Fine-Tuning MRI Techniques to Help Patients

Advances in neuroimaging have revolutionized the way we look at and understand neurodegenerative diseases and have laid the foundation for developing new ways to help patients who suffer from them.
 
These advances have given us unique insight into the development and progression of brain lesions, brain atrophy and more targeted therapeutic responses. Detecting such brain changes and unraveling patterns in them using different MRI techniques is the focus of Vasiliki Ikonomidou's work.
 
Ikonomidou is an assistant professor in Mason's Bioengineering Department and has a joint appointment in the Electrical and Computer Engineering Department in the Volgenau School of Engineering.
 
She came to Mason in 2009 from the National Institute of Neurological Disorders and Stroke (NINDS) where she had worked under Jeff Duyn in the Laboratory for Functional and Molecular Imaging, Advanced MRI Section, developing high-contrast anatomical MRI techniques.
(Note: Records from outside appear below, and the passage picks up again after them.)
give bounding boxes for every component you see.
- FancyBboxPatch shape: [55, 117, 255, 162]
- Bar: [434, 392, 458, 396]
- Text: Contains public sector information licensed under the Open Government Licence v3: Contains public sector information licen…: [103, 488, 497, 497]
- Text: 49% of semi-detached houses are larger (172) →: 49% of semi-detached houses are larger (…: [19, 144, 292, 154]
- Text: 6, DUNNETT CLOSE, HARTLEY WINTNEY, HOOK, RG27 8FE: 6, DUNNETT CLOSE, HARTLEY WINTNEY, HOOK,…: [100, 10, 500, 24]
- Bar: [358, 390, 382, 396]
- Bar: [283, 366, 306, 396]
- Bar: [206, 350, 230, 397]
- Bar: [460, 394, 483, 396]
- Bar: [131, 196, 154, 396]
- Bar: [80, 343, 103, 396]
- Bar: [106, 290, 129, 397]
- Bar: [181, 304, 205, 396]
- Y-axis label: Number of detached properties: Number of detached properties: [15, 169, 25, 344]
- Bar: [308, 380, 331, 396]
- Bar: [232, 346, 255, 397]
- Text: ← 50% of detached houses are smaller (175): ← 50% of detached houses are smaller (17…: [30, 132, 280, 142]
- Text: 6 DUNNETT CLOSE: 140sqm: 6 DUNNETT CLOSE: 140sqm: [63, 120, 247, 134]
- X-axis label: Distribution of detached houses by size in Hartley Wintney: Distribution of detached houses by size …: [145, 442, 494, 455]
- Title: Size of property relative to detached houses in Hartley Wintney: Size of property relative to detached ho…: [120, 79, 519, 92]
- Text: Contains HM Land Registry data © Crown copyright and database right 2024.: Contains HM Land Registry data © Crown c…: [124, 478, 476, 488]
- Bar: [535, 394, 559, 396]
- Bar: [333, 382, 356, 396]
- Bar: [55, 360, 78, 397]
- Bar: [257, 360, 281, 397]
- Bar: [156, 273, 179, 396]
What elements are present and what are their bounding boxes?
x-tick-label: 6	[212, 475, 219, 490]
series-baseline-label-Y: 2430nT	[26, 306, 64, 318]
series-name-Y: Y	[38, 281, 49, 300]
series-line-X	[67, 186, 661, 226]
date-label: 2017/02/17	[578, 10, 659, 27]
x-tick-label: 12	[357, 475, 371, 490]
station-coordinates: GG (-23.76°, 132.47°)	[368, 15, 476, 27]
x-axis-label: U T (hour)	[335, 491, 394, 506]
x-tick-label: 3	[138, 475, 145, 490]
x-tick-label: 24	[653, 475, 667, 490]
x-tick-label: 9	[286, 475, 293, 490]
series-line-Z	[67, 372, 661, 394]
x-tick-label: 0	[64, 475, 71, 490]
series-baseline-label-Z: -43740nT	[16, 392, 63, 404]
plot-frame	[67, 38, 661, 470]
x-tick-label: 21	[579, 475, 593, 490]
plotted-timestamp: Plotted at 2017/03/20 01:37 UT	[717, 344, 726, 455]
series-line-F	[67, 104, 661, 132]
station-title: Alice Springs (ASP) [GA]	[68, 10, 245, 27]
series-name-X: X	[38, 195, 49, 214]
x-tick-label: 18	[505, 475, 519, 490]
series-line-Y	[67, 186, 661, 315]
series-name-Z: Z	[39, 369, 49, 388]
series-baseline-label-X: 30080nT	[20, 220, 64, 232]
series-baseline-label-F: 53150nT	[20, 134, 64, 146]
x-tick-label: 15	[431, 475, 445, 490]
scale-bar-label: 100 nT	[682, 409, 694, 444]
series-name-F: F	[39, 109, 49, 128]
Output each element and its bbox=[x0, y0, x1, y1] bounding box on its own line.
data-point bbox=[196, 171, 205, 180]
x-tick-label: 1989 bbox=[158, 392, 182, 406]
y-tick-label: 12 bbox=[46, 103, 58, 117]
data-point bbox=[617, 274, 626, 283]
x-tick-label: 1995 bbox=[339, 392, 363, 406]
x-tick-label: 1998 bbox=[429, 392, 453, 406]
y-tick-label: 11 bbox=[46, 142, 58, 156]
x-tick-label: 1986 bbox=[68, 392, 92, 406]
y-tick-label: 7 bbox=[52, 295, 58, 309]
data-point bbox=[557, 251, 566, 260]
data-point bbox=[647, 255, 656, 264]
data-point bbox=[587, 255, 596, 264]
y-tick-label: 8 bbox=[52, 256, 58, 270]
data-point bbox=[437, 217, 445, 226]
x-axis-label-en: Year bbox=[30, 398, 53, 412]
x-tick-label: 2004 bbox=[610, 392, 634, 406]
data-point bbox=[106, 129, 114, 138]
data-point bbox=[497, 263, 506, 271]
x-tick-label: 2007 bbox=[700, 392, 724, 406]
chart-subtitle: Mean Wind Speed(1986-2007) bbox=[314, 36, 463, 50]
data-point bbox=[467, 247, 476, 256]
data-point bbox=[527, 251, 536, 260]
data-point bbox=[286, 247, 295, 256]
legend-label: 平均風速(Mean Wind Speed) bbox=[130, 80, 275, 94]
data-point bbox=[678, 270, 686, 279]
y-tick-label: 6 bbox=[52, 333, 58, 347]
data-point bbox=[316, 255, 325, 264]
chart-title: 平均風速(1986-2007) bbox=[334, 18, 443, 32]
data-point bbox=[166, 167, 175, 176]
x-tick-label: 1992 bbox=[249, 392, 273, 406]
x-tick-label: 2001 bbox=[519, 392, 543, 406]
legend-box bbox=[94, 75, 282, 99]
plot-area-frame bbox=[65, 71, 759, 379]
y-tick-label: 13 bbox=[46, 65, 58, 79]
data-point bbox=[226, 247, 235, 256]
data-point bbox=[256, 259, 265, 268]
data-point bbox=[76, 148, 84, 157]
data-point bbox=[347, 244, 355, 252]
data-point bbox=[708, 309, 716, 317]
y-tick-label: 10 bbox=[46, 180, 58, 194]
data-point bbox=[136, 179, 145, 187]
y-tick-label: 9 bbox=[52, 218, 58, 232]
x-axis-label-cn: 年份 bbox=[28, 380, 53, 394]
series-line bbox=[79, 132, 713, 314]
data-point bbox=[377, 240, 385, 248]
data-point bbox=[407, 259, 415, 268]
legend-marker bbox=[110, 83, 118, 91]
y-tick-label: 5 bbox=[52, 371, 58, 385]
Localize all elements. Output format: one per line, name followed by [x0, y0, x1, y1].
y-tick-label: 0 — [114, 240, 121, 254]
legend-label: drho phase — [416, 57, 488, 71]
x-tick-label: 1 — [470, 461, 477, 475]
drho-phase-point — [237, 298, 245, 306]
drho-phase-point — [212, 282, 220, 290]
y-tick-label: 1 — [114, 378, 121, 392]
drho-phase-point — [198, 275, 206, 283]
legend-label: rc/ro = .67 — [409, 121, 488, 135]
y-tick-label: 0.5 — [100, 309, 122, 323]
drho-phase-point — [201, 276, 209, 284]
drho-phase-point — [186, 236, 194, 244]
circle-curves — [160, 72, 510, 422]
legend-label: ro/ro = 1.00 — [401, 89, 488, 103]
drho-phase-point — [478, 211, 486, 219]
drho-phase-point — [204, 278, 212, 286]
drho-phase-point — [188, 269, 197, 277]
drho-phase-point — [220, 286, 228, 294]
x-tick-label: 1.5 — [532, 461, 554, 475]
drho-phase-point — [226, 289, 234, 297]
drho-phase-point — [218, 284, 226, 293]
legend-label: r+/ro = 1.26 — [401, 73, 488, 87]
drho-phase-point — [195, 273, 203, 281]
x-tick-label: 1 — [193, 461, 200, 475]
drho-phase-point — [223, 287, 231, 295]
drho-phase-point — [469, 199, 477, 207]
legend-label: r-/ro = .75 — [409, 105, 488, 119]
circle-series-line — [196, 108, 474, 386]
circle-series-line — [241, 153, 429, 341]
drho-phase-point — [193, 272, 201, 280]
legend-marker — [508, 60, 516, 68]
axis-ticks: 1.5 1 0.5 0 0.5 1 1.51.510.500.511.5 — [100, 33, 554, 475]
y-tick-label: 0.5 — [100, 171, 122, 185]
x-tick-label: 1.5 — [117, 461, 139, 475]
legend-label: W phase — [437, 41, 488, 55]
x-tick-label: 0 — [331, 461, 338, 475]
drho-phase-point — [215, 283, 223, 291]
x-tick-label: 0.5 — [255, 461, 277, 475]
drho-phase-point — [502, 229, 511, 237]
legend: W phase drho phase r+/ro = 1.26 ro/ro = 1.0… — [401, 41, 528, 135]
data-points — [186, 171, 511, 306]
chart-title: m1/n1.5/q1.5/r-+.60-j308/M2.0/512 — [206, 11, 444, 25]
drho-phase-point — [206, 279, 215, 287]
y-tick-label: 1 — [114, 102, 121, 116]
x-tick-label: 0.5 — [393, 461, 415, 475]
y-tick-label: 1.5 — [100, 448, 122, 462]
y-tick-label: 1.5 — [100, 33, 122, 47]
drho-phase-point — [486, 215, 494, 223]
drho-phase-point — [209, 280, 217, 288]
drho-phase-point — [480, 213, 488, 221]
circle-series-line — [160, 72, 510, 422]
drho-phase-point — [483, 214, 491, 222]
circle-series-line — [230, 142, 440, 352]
From 2006 on — as part of the Neuroimmunology Branch of NINDS — she specialized in brain imaging, using MRI and positron-emission tomography, in patients with multiple sclerosis (MS).
 
Ikonomidou calls her general research area "Data Mining in Neuroimaging Datasets" — the extraction of patterns from neuroimaging datasets that are indicative of disease or its progression.
 
Her research involves big data on many different levels — myriad images consisting of gigabytes of data from which features are extracted, which, in turn, are broken down into categories such as volume, intensity values and levels/growth of lesions.
 
Using image and signal processing, as well as data mining techniques, she and her students sift through these endless numbers to find algorithms, hoping that these searches will at some point be automated and programmed to help doctors deliver fast and reliable diagnoses.
 
But big data is not the only challenge in her research: "MS is a kind of random disease," says Ikonomidou. Not only is it hard to project outcomes, but there are always unexpected surprises in the way MS takes its course in patients, although "there is some order there," she says.
 
Using dimensionality reduction techniques, she and her colleagues at the University of Maryland were able to detect progression patterns independent of the more random lesion development. And using data from a clinical trial performed by collaborators at the University of Padova, students at the Neuroimaging Laboratory are working on developing automated algorithms that characterize lesion progression over time.
 
Ikonomidou is currently partnering with Mason's Sports Medicine Assessment Research and Testing Laboratory to conduct research on concussions. She is also working with her students on data mining in neuroimaging datasets. In collaboration with the U.S. Army's Night Vision Lab, she is using the same data mining techniques for human signature detection. Ikonomidou hopes to come up with techniques for better images, which could lead to automated pattern detection for various diseases.
 
Ikonomidou teaches BENG 220 Biomedical Systems and Signals, BENG 499/ECE 590 Medical Image Processing, and ECE 699 Medical Image Analysis.